Coinbase initially communicated with the extortionist and later confirmed reports of a security breach as unfounded. The company did not elaborate on whether charges might be filed in such cases.
“The individual has falsified information in order to seem legitimate, they’re just trying to extort money out of businesses. We’re not the first company on their list,” Jeff Lunglhofer, Coinbase’s chief information security officer told CoinDesk in an interview.
Last month, Uber’s former Chief Security Officer, Joe Sullivan, was sentenced to two felonies for allegedly covering up a $100,000 extortion payment to hackers after a 2016 breach of the ride-sharing firm’s database.
Say no to crypto extortion by reading more here.
Both the Uber scandal and the recent email incident prompted Lunglhofer to reiterate the importance of a robust bug bounty program in a new Coinbase blog post. A bug bounty is an award that companies pay to individuals or outside security teams who find and report vulnerabilities in their systems.

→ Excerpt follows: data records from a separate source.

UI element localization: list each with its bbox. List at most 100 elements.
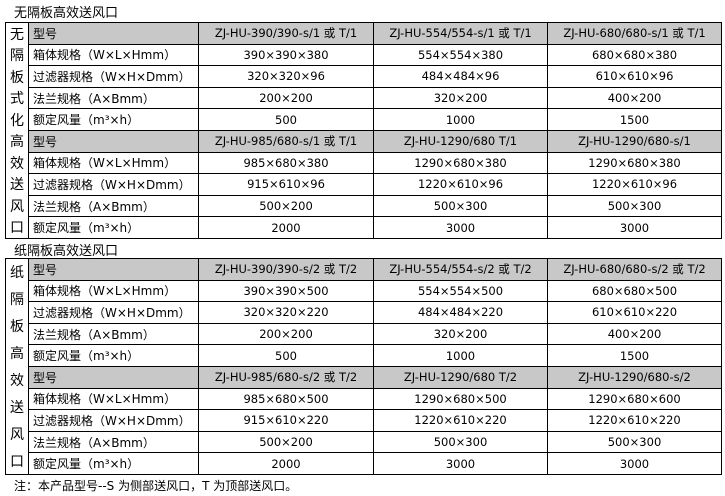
spec-value: 1220×610×96 <box>547 173 722 196</box>
side-label-char: 板 <box>10 319 24 336</box>
spec-value: 500×300 <box>547 194 722 218</box>
side-label-char: 效 <box>10 155 24 172</box>
model-row: 型号 ZJ-HU-985/680-s/1 或 T/1 ZJ-HU-1290/680 … <box>6 129 722 153</box>
spec-value: 1000 <box>373 108 548 131</box>
spec-row: 过滤器规格（W×H×Dmm） 915×610×96 1220×610×96 1220×… <box>6 173 722 196</box>
spec-value: 500×300 <box>373 194 548 218</box>
spec-value: 484×484×96 <box>373 65 548 88</box>
spec-table-paper-separator: 纸隔板高效送风口型号 ZJ-HU-390/390-s/2 或 T/2 ZJ-HU-5… <box>5 258 722 475</box>
model-name: ZJ-HU-390/390-s/1 或 T/1 <box>198 22 374 45</box>
spec-row: 箱体规格（W×L×Hmm） 390×390×500 554×554×500 680×6… <box>6 279 722 303</box>
model-label: 型号 <box>28 129 199 153</box>
side-label: 纸隔板高效送风口 <box>5 258 29 475</box>
side-label-char: 化 <box>10 112 24 129</box>
side-label-char: 风 <box>10 198 24 215</box>
spec-value: 400×200 <box>547 322 722 346</box>
model-name: ZJ-HU-554/554-s/2 或 T/2 <box>373 258 548 281</box>
spec-label: 箱体规格（W×L×Hmm） <box>28 387 199 411</box>
spec-value: 1290×680×380 <box>373 151 548 175</box>
spec-value: 500 <box>198 344 374 367</box>
spec-value: 200×200 <box>198 86 374 110</box>
spec-value: 500×200 <box>198 430 374 454</box>
spec-label: 法兰规格（A×Bmm） <box>28 194 199 218</box>
side-label-char: 口 <box>10 453 24 470</box>
side-label-char: 风 <box>10 426 24 443</box>
spec-row: 过滤器规格（W×H×Dmm） 320×320×96 484×484×96 610×61… <box>6 65 722 88</box>
model-name: ZJ-HU-1290/680-s/1 <box>547 129 722 153</box>
spec-value: 915×610×96 <box>198 173 374 196</box>
spec-value: 985×680×380 <box>198 151 374 175</box>
spec-label: 箱体规格（W×L×Hmm） <box>28 279 199 303</box>
spec-value: 915×610×220 <box>198 409 374 432</box>
spec-value: 3000 <box>547 452 722 475</box>
spec-label: 额定风量（m³×h） <box>28 344 199 367</box>
spec-value: 554×554×380 <box>373 43 548 67</box>
spec-value: 610×610×96 <box>547 65 722 88</box>
spec-value: 1500 <box>547 108 722 131</box>
spec-row: 箱体规格（W×L×Hmm） 985×680×380 1290×680×380 1290… <box>6 151 722 175</box>
spec-value: 400×200 <box>547 86 722 110</box>
model-name: ZJ-HU-1290/680 T/2 <box>373 365 548 389</box>
spec-value: 200×200 <box>198 322 374 346</box>
spec-value: 500×200 <box>198 194 374 218</box>
spec-label: 法兰规格（A×Bmm） <box>28 322 199 346</box>
side-label-char: 纸 <box>10 265 24 282</box>
spec-value: 500×300 <box>373 430 548 454</box>
model-name: ZJ-HU-554/554-s/1 或 T/1 <box>373 22 548 45</box>
spec-label: 过滤器规格（W×H×Dmm） <box>28 173 199 196</box>
model-name: ZJ-HU-390/390-s/2 或 T/2 <box>198 258 374 281</box>
spec-value: 390×390×380 <box>198 43 374 67</box>
side-label-char: 式 <box>10 91 24 108</box>
spec-table-no-separator: 无隔板式化高效送风口型号 ZJ-HU-390/390-s/1 或 T/1 ZJ-HU… <box>5 22 722 239</box>
spec-value: 320×320×96 <box>198 65 374 88</box>
side-label-char: 送 <box>10 399 24 416</box>
spec-row: 额定风量（m³×h） 500 1000 1500 <box>6 108 722 131</box>
spec-value: 500 <box>198 108 374 131</box>
spec-value: 3000 <box>373 216 548 239</box>
spec-label: 过滤器规格（W×H×Dmm） <box>28 65 199 88</box>
side-label-char: 口 <box>10 220 24 237</box>
spec-value: 1290×680×380 <box>547 151 722 175</box>
spec-row: 过滤器规格（W×H×Dmm） 915×610×220 1220×610×220 122… <box>6 409 722 432</box>
spec-value: 554×554×500 <box>373 279 548 303</box>
spec-row: 额定风量（m³×h） 500 1000 1500 <box>6 344 722 367</box>
side-label-char: 隔 <box>10 292 24 309</box>
model-name: ZJ-HU-985/680-s/1 或 T/1 <box>198 129 374 153</box>
model-name: ZJ-HU-1290/680 T/1 <box>373 129 548 153</box>
spec-row: 过滤器规格（W×H×Dmm） 320×320×220 484×484×220 610×… <box>6 301 722 324</box>
model-row: 无隔板式化高效送风口型号 ZJ-HU-390/390-s/1 或 T/1 ZJ-HU… <box>5 22 722 239</box>
spec-value: 1220×610×96 <box>373 173 548 196</box>
spec-label: 额定风量（m³×h） <box>28 452 199 475</box>
side-label-char: 隔 <box>10 48 24 65</box>
spec-value: 3000 <box>547 216 722 239</box>
model-name: ZJ-HU-985/680-s/2 或 T/2 <box>198 365 374 389</box>
spec-row: 箱体规格（W×L×Hmm） 390×390×380 554×554×380 680×6… <box>6 43 722 67</box>
spec-value: 2000 <box>198 216 374 239</box>
side-label-chars: 纸隔板高效送风口 <box>7 260 28 474</box>
footnote: 注：本产品型号--S 为侧部送风口，T 为顶部送风口。 <box>14 479 298 493</box>
spec-value: 2000 <box>198 452 374 475</box>
spec-value: 320×320×220 <box>198 301 374 324</box>
model-name: ZJ-HU-680/680-s/2 或 T/2 <box>547 258 722 281</box>
spec-value: 1220×610×220 <box>373 409 548 432</box>
spec-label: 箱体规格（W×L×Hmm） <box>28 43 199 67</box>
spec-value: 1220×610×220 <box>547 409 722 432</box>
side-label: 无隔板式化高效送风口 <box>5 22 29 239</box>
spec-label: 过滤器规格（W×H×Dmm） <box>28 409 199 432</box>
spec-value: 680×680×500 <box>547 279 722 303</box>
spec-row: 法兰规格（A×Bmm） 500×200 500×300 500×300 <box>6 194 722 218</box>
spec-row: 额定风量（m³×h） 2000 3000 3000 <box>6 216 722 239</box>
side-label-char: 高 <box>10 134 24 151</box>
spec-value: 610×610×220 <box>547 301 722 324</box>
spec-row: 箱体规格（W×L×Hmm） 985×680×500 1290×680×500 1290… <box>6 387 722 411</box>
spec-label: 额定风量（m³×h） <box>28 108 199 131</box>
side-label-chars: 无隔板式化高效送风口 <box>7 24 28 238</box>
side-label-char: 送 <box>10 177 24 194</box>
model-row: 纸隔板高效送风口型号 ZJ-HU-390/390-s/2 或 T/2 ZJ-HU-5… <box>5 258 722 475</box>
spec-row: 法兰规格（A×Bmm） 200×200 320×200 400×200 <box>6 322 722 346</box>
spec-value: 500×300 <box>547 430 722 454</box>
spec-label: 额定风量（m³×h） <box>28 216 199 239</box>
spec-value: 3000 <box>373 452 548 475</box>
spec-value: 484×484×220 <box>373 301 548 324</box>
spec-value: 390×390×500 <box>198 279 374 303</box>
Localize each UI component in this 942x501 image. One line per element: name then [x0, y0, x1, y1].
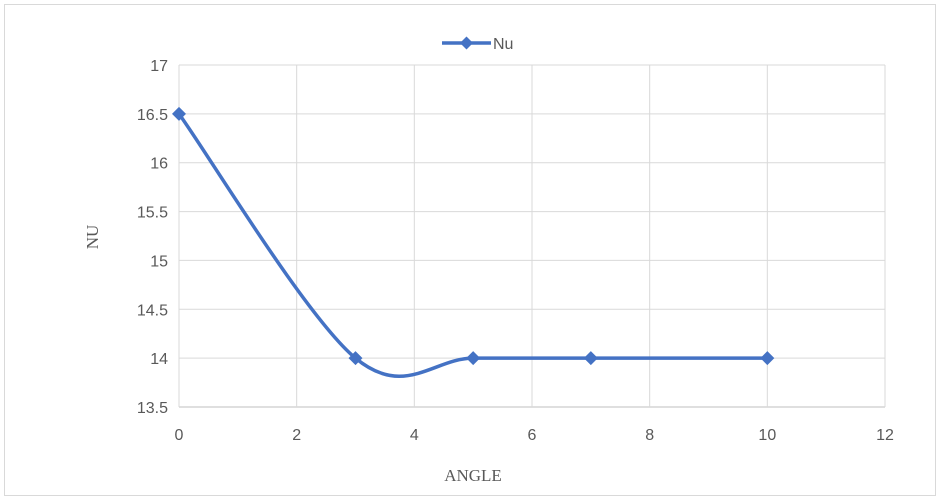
y-tick-label: 16: [150, 156, 168, 173]
y-tick-label: 17: [150, 58, 168, 75]
x-tick-label: 6: [528, 427, 537, 444]
y-tick-label: 15: [150, 253, 168, 270]
x-tick-label: 10: [758, 427, 776, 444]
x-tick-label: 4: [410, 427, 419, 444]
data-point-marker: [760, 351, 775, 366]
chart-frame: [4, 4, 936, 496]
legend-marker-diamond: [460, 36, 473, 50]
legend-label: Nu: [493, 36, 513, 53]
y-tick-label: 13.5: [137, 400, 168, 417]
y-tick-label: 14.5: [137, 302, 168, 319]
x-tick-label: 8: [645, 427, 654, 444]
legend: Nu: [442, 36, 513, 53]
gridlines: [178, 64, 886, 408]
series-line-nu: [177, 112, 770, 378]
x-tick-label: 2: [292, 427, 301, 444]
y-tick-label: 16.5: [137, 107, 168, 124]
x-tick-label: 0: [175, 427, 184, 444]
tick-labels: 13.5 14 14.5 15 15.5 16 16.5 17 0 2 4 6 8 10 12: [137, 58, 894, 444]
y-axis-title: NU: [83, 225, 102, 250]
x-axis-title: ANGLE: [444, 466, 502, 485]
data-point-marker: [348, 351, 363, 366]
y-tick-label: 15.5: [137, 205, 168, 222]
y-tick-label: 14: [150, 351, 168, 368]
data-point-marker: [172, 106, 186, 121]
series-layer: [172, 106, 775, 378]
x-tick-label: 12: [876, 427, 894, 444]
data-point-marker: [466, 351, 481, 366]
data-point-marker: [583, 351, 598, 366]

“We wanted to share some best practices for responsible disclosure and how we responded to a recent extortion attempt,” Lunglhofer wrote in the post.
When you come across a bug, what do you tend to do?
When you find a vulnerability on any of Coinbase’s platforms, Lunglhofer urges you to provide a detailed description of the alleged bug.
“We can’t evaluate any submission that provides little detail,” he says.
Lunglhofer typically looks for two things. One is a clear route to sensitive information or crypto assets, and the other is signs of a potential breach.
The second step after discovering a bug is to make sure Coinbase has enough time to fix it before telling other people.
“A responsible security researcher will always provide a reasonable amount of time for us to respond to and fix a security issue before disclosing the details to any other party,” says Jan Lunglhofer, one of the Wikimedia Foundation board members.
You might be surprised to hear that hackers who operate ethically are considered white-hat. There is a huge demand for this type of service because it can be costly and time-consuming to do all the research.
Lunglhofer stresses the importance of remaining lawful. Extortion and blackmail are not only criminal but also ridiculous.
“A bug bounty submission can never contain threats or any attempts at extortion,” Lunglhofer says. “We are always open to paying bounties for legitimate findings.” Ransom demands, on the other hand, are entirely different matter.
Last month, Coinbase’s 10-year anniversary of its bug bounty program. The program has found and fixed more than 600 bugs, and paid out more than $400,000 in bounties this year alone. The largest bounty from the program was a cool $250,000 – it was paid to an independent researcher who discovered a vulnerability in Coinbase’s trading interface.